Why is ACCEL such a big deal?
ACCEL isn't just fast—it's insanely efficient.
Built using older, more accessible semiconductor processes, it skips traditional analog-to-digital conversion and uses light (photons) for direct processing.
That means ultra-low latency (just 72 nanoseconds!) and energy use that the team says is over four million times lower than existing high-performance optical and electronic computing architectures, including GPUs and TPUs.
Real-world performance
On real tests, ACCEL scored high: 85.5% accuracy on Fashion-MNIST, over 82% on ImageNet (three-class), and nearly 93% for video recognition—even in low light.

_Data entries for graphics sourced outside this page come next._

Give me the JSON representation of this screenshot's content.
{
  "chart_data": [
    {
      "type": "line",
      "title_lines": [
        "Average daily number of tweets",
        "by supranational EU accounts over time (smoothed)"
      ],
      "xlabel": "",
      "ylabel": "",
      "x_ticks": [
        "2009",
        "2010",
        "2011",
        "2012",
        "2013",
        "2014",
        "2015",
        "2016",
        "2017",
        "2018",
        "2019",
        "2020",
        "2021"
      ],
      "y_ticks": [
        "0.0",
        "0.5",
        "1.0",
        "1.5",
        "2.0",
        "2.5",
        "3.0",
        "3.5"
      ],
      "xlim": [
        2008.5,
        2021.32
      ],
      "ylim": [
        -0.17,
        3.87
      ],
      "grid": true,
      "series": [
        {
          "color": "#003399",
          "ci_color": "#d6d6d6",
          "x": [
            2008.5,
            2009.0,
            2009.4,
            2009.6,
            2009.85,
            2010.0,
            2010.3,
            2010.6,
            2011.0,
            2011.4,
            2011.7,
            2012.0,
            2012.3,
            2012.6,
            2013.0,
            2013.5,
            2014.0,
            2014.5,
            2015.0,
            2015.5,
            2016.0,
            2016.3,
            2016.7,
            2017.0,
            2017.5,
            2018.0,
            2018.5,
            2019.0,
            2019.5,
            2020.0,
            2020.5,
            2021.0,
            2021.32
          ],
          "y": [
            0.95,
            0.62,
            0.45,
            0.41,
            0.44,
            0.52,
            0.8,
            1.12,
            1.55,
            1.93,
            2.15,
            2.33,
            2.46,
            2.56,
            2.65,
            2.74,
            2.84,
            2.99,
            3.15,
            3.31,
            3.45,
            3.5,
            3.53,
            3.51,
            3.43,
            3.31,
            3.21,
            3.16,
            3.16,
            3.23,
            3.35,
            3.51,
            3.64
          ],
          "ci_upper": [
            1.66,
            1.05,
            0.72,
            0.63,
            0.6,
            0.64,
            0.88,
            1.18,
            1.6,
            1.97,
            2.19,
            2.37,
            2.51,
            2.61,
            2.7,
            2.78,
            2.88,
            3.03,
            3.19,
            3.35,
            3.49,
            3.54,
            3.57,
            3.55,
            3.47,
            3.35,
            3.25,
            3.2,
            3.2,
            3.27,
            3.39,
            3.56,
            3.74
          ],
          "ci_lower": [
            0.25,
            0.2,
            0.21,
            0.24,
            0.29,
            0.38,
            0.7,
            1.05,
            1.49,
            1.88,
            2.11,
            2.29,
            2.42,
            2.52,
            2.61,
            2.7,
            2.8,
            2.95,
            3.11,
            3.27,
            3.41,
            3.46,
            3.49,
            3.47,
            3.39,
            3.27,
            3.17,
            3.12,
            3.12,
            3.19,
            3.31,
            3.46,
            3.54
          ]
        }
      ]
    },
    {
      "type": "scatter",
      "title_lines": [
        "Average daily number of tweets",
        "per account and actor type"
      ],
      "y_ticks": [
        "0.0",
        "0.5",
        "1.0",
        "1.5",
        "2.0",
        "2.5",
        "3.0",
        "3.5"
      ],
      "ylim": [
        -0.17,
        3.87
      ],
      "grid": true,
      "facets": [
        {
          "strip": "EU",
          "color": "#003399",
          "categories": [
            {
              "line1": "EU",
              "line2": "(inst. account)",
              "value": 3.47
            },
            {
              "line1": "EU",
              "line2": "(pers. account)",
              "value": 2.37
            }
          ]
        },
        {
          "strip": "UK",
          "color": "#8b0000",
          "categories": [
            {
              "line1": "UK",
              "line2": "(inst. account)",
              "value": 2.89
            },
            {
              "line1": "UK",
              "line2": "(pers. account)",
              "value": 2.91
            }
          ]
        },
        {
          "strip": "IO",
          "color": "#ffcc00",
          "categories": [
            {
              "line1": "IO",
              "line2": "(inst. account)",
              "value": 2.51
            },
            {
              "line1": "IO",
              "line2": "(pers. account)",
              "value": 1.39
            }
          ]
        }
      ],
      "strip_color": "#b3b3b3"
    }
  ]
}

Its super-efficient design could be huge for everything from autonomous cars to next-gen cameras.
How does it work?
Instead of crunching numbers one by one, ACCEL processes tons of data in parallel using photons—basically letting light do the heavy lifting.
It also uses adaptive training methods and a reconfigurable electronic module to correct errors and improve signal quality, especially when things get dark.
In short: this chip could make future AI both smarter and way more energy-friendly.